Stephen stopped and looked at him with keen eyes. ‘See the rebuilding? Everybody of any age in this city has seen the rebuilding works all their lives. We of the Chapter are the only people who truly care about the works, Matthew. And as for a short cut — he lived out on Smythen Street, I’m told. This wouldn’t have been a short cut in any direction.’
‘Then he was here for business,’ Matthew said. ‘After all, who could have wanted to lure him here, as you suggest? You are not suggesting that a member of the Chapter was so angry with a faulty saddle that he killed him, are you?’
‘No,’ Stephen said, ‘but why should he have been killed here if it was nothing to do with the Chapter?’
Matthew shrugged and was about to turn away when the Treasurer clutched his arm. ‘I have just had an awful thought! He was found at the Charnel Chapel, the very place where John Pycot’s men killed Lecchelade …’
‘I know,’ Matt said unemotionally.
‘My apologies — I forgot you were hurt in that attack too.’
‘It is nothing. I recovered well enough. Now, what of this saddler?’
Stephen’s face was paler than usual. A man who adored his ledgers and accounts, he was already pale, but now as he glanced at Matthew, he seemed almost translucent. He shook his head emphatically, a hand going momentarily to his brow. ‘Nothing, nothing. It’s my shock at this killing. Nothing more. No.’

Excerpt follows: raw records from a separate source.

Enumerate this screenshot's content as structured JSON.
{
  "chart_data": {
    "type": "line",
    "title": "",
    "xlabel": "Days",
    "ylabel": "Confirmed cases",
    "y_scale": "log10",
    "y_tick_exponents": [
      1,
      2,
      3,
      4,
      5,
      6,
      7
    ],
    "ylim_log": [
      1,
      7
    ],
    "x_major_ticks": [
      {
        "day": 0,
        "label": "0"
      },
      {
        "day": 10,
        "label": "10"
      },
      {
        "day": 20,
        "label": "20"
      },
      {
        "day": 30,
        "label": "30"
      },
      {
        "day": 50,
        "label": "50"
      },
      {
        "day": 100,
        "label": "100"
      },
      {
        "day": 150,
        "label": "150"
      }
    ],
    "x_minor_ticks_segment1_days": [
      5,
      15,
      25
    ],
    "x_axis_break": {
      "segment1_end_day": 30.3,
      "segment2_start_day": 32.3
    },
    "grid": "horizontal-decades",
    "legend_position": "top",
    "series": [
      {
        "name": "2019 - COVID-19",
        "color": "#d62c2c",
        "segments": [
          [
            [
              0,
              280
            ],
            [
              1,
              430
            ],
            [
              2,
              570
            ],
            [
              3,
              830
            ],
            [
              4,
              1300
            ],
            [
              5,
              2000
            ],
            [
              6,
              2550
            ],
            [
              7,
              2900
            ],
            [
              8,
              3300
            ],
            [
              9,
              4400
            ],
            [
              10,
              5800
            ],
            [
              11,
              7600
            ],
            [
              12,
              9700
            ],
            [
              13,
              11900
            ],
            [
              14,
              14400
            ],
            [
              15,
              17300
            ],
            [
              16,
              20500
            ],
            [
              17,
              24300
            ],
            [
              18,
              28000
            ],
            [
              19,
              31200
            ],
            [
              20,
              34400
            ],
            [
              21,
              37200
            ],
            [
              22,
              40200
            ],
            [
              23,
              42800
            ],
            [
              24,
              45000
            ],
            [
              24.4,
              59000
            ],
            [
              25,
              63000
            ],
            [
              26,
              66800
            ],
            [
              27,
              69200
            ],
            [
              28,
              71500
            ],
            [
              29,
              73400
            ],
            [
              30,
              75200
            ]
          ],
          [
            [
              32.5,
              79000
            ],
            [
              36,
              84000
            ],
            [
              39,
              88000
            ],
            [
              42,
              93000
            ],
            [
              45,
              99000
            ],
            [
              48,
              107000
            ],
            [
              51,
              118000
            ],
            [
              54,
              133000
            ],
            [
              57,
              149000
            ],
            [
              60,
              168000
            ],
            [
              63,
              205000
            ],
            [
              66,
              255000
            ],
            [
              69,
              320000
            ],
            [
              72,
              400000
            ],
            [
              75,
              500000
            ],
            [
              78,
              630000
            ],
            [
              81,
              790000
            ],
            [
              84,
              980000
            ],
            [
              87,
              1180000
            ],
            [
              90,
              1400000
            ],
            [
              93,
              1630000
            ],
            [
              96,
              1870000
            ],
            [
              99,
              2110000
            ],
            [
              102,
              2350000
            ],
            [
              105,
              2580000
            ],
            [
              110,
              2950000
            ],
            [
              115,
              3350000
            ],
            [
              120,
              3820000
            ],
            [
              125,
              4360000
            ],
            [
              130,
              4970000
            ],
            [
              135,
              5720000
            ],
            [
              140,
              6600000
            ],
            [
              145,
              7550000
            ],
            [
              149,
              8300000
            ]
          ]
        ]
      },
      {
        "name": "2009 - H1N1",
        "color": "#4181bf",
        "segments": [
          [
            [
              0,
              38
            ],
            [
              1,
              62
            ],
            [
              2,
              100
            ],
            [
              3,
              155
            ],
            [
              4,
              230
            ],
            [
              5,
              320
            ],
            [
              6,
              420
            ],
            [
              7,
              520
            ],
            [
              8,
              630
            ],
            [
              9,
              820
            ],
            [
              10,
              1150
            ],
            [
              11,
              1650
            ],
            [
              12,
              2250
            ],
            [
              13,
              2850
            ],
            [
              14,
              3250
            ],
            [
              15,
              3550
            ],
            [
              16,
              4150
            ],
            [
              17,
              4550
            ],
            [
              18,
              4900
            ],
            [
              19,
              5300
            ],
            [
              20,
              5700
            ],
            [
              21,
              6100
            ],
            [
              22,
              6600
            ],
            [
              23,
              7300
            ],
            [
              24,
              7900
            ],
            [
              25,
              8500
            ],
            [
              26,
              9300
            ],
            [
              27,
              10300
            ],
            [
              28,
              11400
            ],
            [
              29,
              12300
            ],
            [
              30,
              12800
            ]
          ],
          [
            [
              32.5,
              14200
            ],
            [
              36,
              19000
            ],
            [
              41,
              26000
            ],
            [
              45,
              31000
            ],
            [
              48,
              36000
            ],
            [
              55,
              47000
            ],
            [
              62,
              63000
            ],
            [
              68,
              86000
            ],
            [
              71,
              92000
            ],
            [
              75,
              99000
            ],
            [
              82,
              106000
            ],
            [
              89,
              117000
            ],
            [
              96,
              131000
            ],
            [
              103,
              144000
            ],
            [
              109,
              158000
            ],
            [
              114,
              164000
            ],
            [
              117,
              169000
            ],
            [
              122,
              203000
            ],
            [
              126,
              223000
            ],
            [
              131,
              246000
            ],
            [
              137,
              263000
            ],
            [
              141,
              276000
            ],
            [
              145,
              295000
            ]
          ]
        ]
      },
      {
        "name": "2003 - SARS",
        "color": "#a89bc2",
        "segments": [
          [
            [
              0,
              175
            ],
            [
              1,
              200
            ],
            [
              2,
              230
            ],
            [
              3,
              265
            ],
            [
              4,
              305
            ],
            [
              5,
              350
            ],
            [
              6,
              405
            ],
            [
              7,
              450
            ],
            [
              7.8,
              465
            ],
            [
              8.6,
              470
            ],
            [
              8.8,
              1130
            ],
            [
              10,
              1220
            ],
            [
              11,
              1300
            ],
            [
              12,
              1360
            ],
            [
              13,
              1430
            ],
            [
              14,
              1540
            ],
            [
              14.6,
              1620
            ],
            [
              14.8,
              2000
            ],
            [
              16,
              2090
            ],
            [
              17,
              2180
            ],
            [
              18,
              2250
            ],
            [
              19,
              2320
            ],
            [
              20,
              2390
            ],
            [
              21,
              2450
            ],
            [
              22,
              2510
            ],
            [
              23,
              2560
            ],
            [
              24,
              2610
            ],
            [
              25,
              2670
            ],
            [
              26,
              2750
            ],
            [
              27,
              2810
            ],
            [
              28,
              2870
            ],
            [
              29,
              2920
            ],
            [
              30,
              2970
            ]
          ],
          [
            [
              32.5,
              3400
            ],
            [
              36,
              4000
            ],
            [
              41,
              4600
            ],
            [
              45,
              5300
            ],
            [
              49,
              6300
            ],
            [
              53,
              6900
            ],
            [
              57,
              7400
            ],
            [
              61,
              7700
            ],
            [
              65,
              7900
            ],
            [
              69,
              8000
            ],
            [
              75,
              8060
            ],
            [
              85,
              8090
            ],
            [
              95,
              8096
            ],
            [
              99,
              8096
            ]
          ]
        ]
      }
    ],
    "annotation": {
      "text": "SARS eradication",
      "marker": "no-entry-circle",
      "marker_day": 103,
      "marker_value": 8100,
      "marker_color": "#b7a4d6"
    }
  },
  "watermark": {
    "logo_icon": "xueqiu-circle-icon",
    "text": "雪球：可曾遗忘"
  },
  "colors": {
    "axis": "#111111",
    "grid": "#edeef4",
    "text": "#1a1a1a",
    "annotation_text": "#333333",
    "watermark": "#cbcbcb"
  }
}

Baldwin went up to his solar as soon as the messenger had set off again, and stood at his chest for a long time before he could work up the enthusiasm to open it.
He had wanted only to return here, but his infidelity had made his homecoming a hollow reward after his travels. All the time in Galicia and Portugal he had looked forward to once more being able to hold his wife in his arms, but then he had almost died, and his arms had embraced another. It shouldn’t have affected him, but it had. He felt as though his marriage had been shredded by that one act.